Illegal downloading and the sale of counterfeit goods over the internet is another area where practical cooperation would be hugely beneficial. The industry needs agreements between themselves on filters, sanctions and standard reaction on repeated infringement. In the end, it is mainly up to the internet service providers and the rights holders to solve the problem of illegal downloading. I would encourage both sides to come together to find a pragmatic approach. Industry agreements and the voluntary exchange of information would be extremely useful - for example, who is pirating, what are they pirating and who is behind a site selling counterfeit goods. I am convinced that more legislation is not the solution here. The problem will have changed before any EU Regulations would be on the statue books. As Winston Churchill once said, “If you have ten thousand regulations you destroy all respect for the law”.

Today’s event is all about working out practical solutions.

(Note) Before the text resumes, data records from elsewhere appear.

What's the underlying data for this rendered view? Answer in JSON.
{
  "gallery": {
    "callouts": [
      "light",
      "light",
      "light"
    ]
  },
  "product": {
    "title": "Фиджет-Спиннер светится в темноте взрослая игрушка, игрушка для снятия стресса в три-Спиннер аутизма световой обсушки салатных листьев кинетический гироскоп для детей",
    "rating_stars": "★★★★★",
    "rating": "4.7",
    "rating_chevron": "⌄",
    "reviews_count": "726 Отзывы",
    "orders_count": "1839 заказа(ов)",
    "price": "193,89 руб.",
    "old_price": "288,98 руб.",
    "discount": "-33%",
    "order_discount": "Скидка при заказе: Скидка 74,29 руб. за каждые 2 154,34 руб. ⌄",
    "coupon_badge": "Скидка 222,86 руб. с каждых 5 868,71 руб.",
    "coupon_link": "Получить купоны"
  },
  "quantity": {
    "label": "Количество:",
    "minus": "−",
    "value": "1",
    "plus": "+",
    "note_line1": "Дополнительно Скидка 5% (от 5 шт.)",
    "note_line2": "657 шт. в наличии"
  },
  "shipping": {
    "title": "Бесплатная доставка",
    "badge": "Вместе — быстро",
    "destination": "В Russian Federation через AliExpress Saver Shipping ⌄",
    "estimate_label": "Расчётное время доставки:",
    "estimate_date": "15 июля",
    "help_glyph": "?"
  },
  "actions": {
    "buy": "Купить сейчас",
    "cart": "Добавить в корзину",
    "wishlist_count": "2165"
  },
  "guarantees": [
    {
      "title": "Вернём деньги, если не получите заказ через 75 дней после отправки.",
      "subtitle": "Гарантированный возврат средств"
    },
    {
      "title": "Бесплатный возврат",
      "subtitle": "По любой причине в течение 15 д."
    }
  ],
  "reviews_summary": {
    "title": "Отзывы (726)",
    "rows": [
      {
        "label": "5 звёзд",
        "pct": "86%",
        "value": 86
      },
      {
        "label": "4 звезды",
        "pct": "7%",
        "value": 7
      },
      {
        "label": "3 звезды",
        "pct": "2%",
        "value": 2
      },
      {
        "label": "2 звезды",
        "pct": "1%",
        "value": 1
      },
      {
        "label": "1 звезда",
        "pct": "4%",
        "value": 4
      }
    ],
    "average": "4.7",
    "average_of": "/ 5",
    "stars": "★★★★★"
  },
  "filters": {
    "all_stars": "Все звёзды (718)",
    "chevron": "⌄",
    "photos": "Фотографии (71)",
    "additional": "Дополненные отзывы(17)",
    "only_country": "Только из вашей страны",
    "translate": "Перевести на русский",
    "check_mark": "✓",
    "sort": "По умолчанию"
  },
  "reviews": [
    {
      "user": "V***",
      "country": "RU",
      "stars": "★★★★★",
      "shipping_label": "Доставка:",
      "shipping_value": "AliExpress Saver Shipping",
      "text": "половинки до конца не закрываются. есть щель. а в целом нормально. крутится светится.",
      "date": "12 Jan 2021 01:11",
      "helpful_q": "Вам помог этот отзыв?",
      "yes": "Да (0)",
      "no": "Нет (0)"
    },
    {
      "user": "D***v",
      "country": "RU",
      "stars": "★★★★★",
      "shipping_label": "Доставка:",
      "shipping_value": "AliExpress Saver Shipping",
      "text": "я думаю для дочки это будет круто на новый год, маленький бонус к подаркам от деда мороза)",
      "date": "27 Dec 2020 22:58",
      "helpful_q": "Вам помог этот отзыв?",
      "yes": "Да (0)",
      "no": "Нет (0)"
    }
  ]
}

The Commission and my colleagues in the European Parliament are willing to assist in any way, but the real initiative and power is in your hands as stakeholders.

I would like to thank all who are participating in today’s conference – particularly our MEPs, Arlene McCarthy and the other moderators, Edith Herczog, Janelly Fourtou, Erika Mann and Malcolm Harbour. I would also like to welcome Mr Philippe Lacoste and Mr Leonardo Ferragamo who will address you shortly on what counterfeiting has done and continues to do to their family businesses. And I look forward to hearing the results of your discussions on the four areas of counterfeiting and piracy that are being addressed today – the economic dimension, the dangers for health and safety, international trade flows and internet piracy.

As I said, today’s conference is just a beginning. I expect to see real progress coming from today’s gathering.